A La Roseraie, la villa dont la forme générale évoquait irrésistiblement une sorte de gros gâteau, située en périphérie de la galactopole-capitale de RadCity, Karémyne s'adonnait à l'un de ses passe-temps préféré : de délicates greffes de roses.

- Tu es revenu… murmura-t-elle. Pour combien de temps ? ajouta-t-elle avec une appréhension certaine dans la voix.

- Je ne peux renier ce que j'ai été toutes ces années avant de te rencontrer. Et je ne renoncerai jamais aux passions de ma vie.

- Je dois donc te partager avec cette mer d'étoiles, comprit la jeune femme. Si c'est la concession que, moi, je dois faire, je l'accepte de bon cœur.

- Tu es bien conciliante, remarqua le pirate, interloqué. Après les affrontements d'avant mon départ, je m'attendais plutôt à subir de nouvelles foudres…

- Toi et moi avons eu le temps de réfléchir durant toutes ces semaines de séparation, fit doucement Karémyne. J'ai ma part de responsabilité dans ces incompréhensions. Je n'aurais pas dû m'attendre à ce que tu rentres entièrement dans le moule de mon monde, c'était une chose impossible mais je crois que j'espérais malgré tout… Tu m'as trop manqué. Et je ne pourrai supporter tes absences qu'avec la certitude que tu reviendras toujours.

- Tu es prête à…

- Oui, tu as trop besoin de ta liberté, je l'ai enfin compris. Et puis, nous aurons toujours le meilleur, conclut

Karémyne tout en câlinant Aldéran qui s'était étroitement blotti contre elle.

- Je ne repartirai pas avant un bon moment, je te le promets.

Et dans les prunelles bleu marine de la jeune femme ne brilla que la certitude paisible du bonheur.

Pour la première fois de sa vie, Albator ressentit l'impression d'être rentré chez lui.


Le vaisseau paraissait gigantesque : long, effilé et pourtant dégageant une impression de puissance, deux ailes formant un angle brisé à leurs extrémités lui conféraient un équilibre parfait, la proue était tout en finesse se terminant en une sorte de fourche à deux dents dissymétriques, la tour de commandement s'élevait en une sorte de pyramide tronquée et la proue était massive sans pour autant alourdir l'ensemble ! La coque était de métal luisant, bicolore, d'une majorité de teinte cerise avec du gris lumineux pour les protubérances, extrémités et le ventre un peu gonflé de cette ahurissante structure. Comme si l'ensemble n'était pas suffisamment impressionnant, quatre tourelles de canons étaient alignées de la proue à la tour, deux autres côte à côte au-dessus de la poupe et trois dômes arrondis laissaient également apparaître les bouches des canons sous le ventre. Enfin, d'immenses têtes de mort frappaient les flancs du vaisseau.

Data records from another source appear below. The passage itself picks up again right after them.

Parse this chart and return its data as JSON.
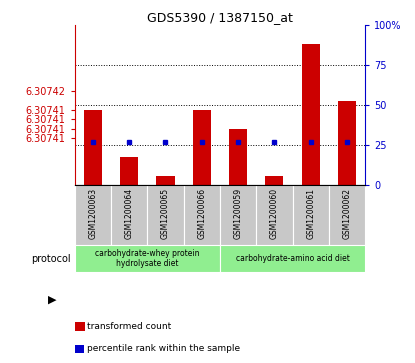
{
  "title": "GDS5390 / 1387150_at",
  "samples": [
    "GSM1200063",
    "GSM1200064",
    "GSM1200065",
    "GSM1200066",
    "GSM1200059",
    "GSM1200060",
    "GSM1200061",
    "GSM1200062"
  ],
  "transformed_counts": [
    6.307413,
    6.307408,
    6.307406,
    6.307413,
    6.307411,
    6.307406,
    6.30742,
    6.307414
  ],
  "percentile_ranks": [
    27,
    27,
    27,
    27,
    27,
    27,
    27,
    27
  ],
  "ymin": 6.307405,
  "ymax": 6.307422,
  "yticks_left_vals": [
    6.30741,
    6.307411,
    6.307412,
    6.307413,
    6.307415
  ],
  "ytick_labels_left": [
    "6.30741",
    "6.30741",
    "6.30741",
    "6.30741",
    "6.30742"
  ],
  "ytick_labels_right": [
    "0",
    "25",
    "50",
    "75",
    "100%"
  ],
  "protocols": [
    {
      "label": "carbohydrate-whey protein\nhydrolysate diet",
      "start": 0,
      "end": 4,
      "color": "#90ee90"
    },
    {
      "label": "carbohydrate-amino acid diet",
      "start": 4,
      "end": 8,
      "color": "#90ee90"
    }
  ],
  "bar_color": "#cc0000",
  "marker_color": "#0000cc",
  "bar_width": 0.5,
  "background_color": "#ffffff",
  "tick_area_color": "#c8c8c8",
  "left_axis_color": "#cc0000",
  "right_axis_color": "#0000cc",
  "title_fontsize": 9
}
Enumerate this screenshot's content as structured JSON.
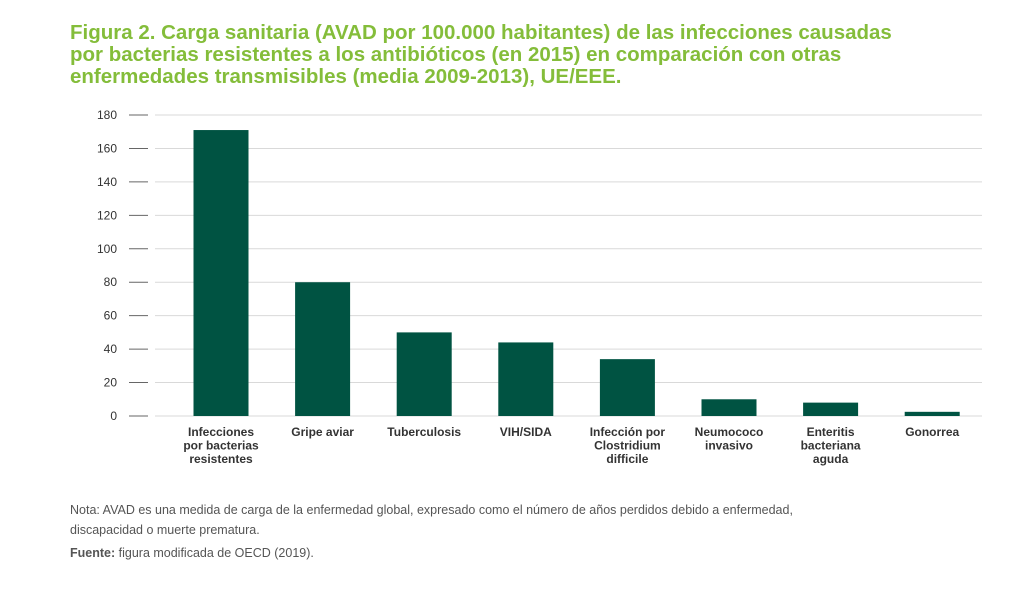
{
  "title_lines": [
    "Figura 2. Carga sanitaria (AVAD por 100.000 habitantes) de las infecciones causadas",
    "por bacterias resistentes a los antibióticos (en 2015) en comparación con otras",
    "enfermedades transmisibles (media 2009-2013), UE/EEE."
  ],
  "note_lines": [
    "Nota: AVAD es una medida de carga de la enfermedad global, expresado como el número de años perdidos debido a enfermedad,",
    "discapacidad o muerte prematura."
  ],
  "source": {
    "label": "Fuente:",
    "text": "figura modificada de OECD (2019)."
  },
  "colors": {
    "bar": "#005342",
    "title": "#84bd3a",
    "grid": "#d9d9d9",
    "text": "#333333"
  },
  "chart_data": {
    "type": "bar",
    "title": "Figura 2. Carga sanitaria (AVAD por 100.000 habitantes) de las infecciones causadas por bacterias resistentes a los antibióticos (en 2015) en comparación con otras enfermedades transmisibles (media 2009-2013), UE/EEE.",
    "categories": [
      [
        "Infecciones",
        "por bacterias",
        "resistentes"
      ],
      [
        "Gripe aviar"
      ],
      [
        "Tuberculosis"
      ],
      [
        "VIH/SIDA"
      ],
      [
        "Infección por",
        "Clostridium",
        "difficile"
      ],
      [
        "Neumococo",
        "invasivo"
      ],
      [
        "Enteritis",
        "bacteriana",
        "aguda"
      ],
      [
        "Gonorrea"
      ]
    ],
    "values": [
      171,
      80,
      50,
      44,
      34,
      10,
      8,
      2.5
    ],
    "ylim": [
      0,
      180
    ],
    "yticks": [
      0,
      20,
      40,
      60,
      80,
      100,
      120,
      140,
      160,
      180
    ],
    "xlabel": "",
    "ylabel": "",
    "grid": true
  }
}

- Superbe, ne put qu'avouer Albator depuis la passerelle. C'est une très belle réussite, ajouta-t-il du bout des dents. Je n'ai aucune idée de ses performances en vol mais je conçois sans peine qu'il puisse rivaliser avec mon Arcadia.

- Mais il n'est pas prévu qu'il quitte ce hangar entièrement creuse dans une montagne, rétorqua Dankest.

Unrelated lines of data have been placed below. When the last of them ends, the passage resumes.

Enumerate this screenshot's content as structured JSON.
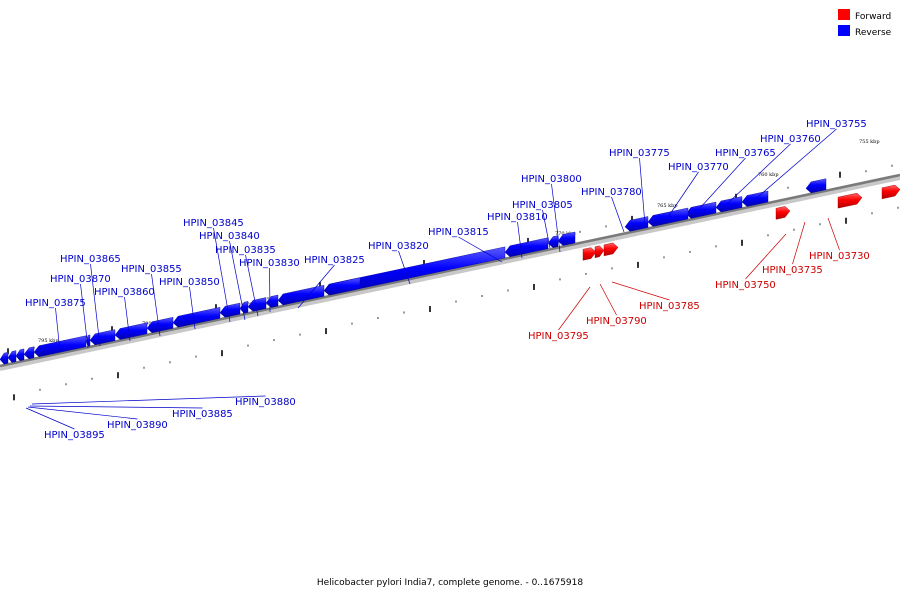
{
  "legend": [
    {
      "label": "Forward",
      "color": "#ff0000"
    },
    {
      "label": "Reverse",
      "color": "#0000ff"
    }
  ],
  "caption": "Helicobacter pylori India7, complete genome. - 0..1675918",
  "scale_labels": [
    "795 kbp",
    "790 kbp",
    "785 kbp",
    "780 kbp",
    "775 kbp",
    "770 kbp",
    "765 kbp",
    "760 kbp",
    "755 kbp"
  ],
  "genes": [
    {
      "label": "HPIN_03730",
      "strand": "forward"
    },
    {
      "label": "HPIN_03735",
      "strand": "forward"
    },
    {
      "label": "HPIN_03750",
      "strand": "forward"
    },
    {
      "label": "HPIN_03755",
      "strand": "reverse"
    },
    {
      "label": "HPIN_03760",
      "strand": "reverse"
    },
    {
      "label": "HPIN_03765",
      "strand": "reverse"
    },
    {
      "label": "HPIN_03770",
      "strand": "reverse"
    },
    {
      "label": "HPIN_03775",
      "strand": "reverse"
    },
    {
      "label": "HPIN_03780",
      "strand": "reverse"
    },
    {
      "label": "HPIN_03785",
      "strand": "forward"
    },
    {
      "label": "HPIN_03790",
      "strand": "forward"
    },
    {
      "label": "HPIN_03795",
      "strand": "forward"
    },
    {
      "label": "HPIN_03800",
      "strand": "reverse"
    },
    {
      "label": "HPIN_03805",
      "strand": "reverse"
    },
    {
      "label": "HPIN_03810",
      "strand": "reverse"
    },
    {
      "label": "HPIN_03815",
      "strand": "reverse"
    },
    {
      "label": "HPIN_03820",
      "strand": "reverse"
    },
    {
      "label": "HPIN_03825",
      "strand": "reverse"
    },
    {
      "label": "HPIN_03830",
      "strand": "reverse"
    },
    {
      "label": "HPIN_03835",
      "strand": "reverse"
    },
    {
      "label": "HPIN_03840",
      "strand": "reverse"
    },
    {
      "label": "HPIN_03845",
      "strand": "reverse"
    },
    {
      "label": "HPIN_03850",
      "strand": "reverse"
    },
    {
      "label": "HPIN_03855",
      "strand": "reverse"
    },
    {
      "label": "HPIN_03860",
      "strand": "reverse"
    },
    {
      "label": "HPIN_03865",
      "strand": "reverse"
    },
    {
      "label": "HPIN_03870",
      "strand": "reverse"
    },
    {
      "label": "HPIN_03875",
      "strand": "reverse"
    },
    {
      "label": "HPIN_03880",
      "strand": "reverse"
    },
    {
      "label": "HPIN_03885",
      "strand": "reverse"
    },
    {
      "label": "HPIN_03890",
      "strand": "reverse"
    },
    {
      "label": "HPIN_03895",
      "strand": "reverse"
    }
  ]
}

- Voilà un défi, un caprice qui vous coûte cher, ironisa le pirate.

- Mon plaisir, décréta le patron de Skendromme Industry avant de tourner les talons

Aldéran ayant fureté tout partout, Clio sur ses talons, son père s'était rendu dans la chambre d'un vaisseau à qui aucun capitaine n'était destiné.

« C'est le meilleur endroit ».

Et il déposa le cosmogun gravé du sigle S.00999 sur le coussin doux d'un coffret de bois laqué qu'il referma avant d'à son tour quitter les lieux.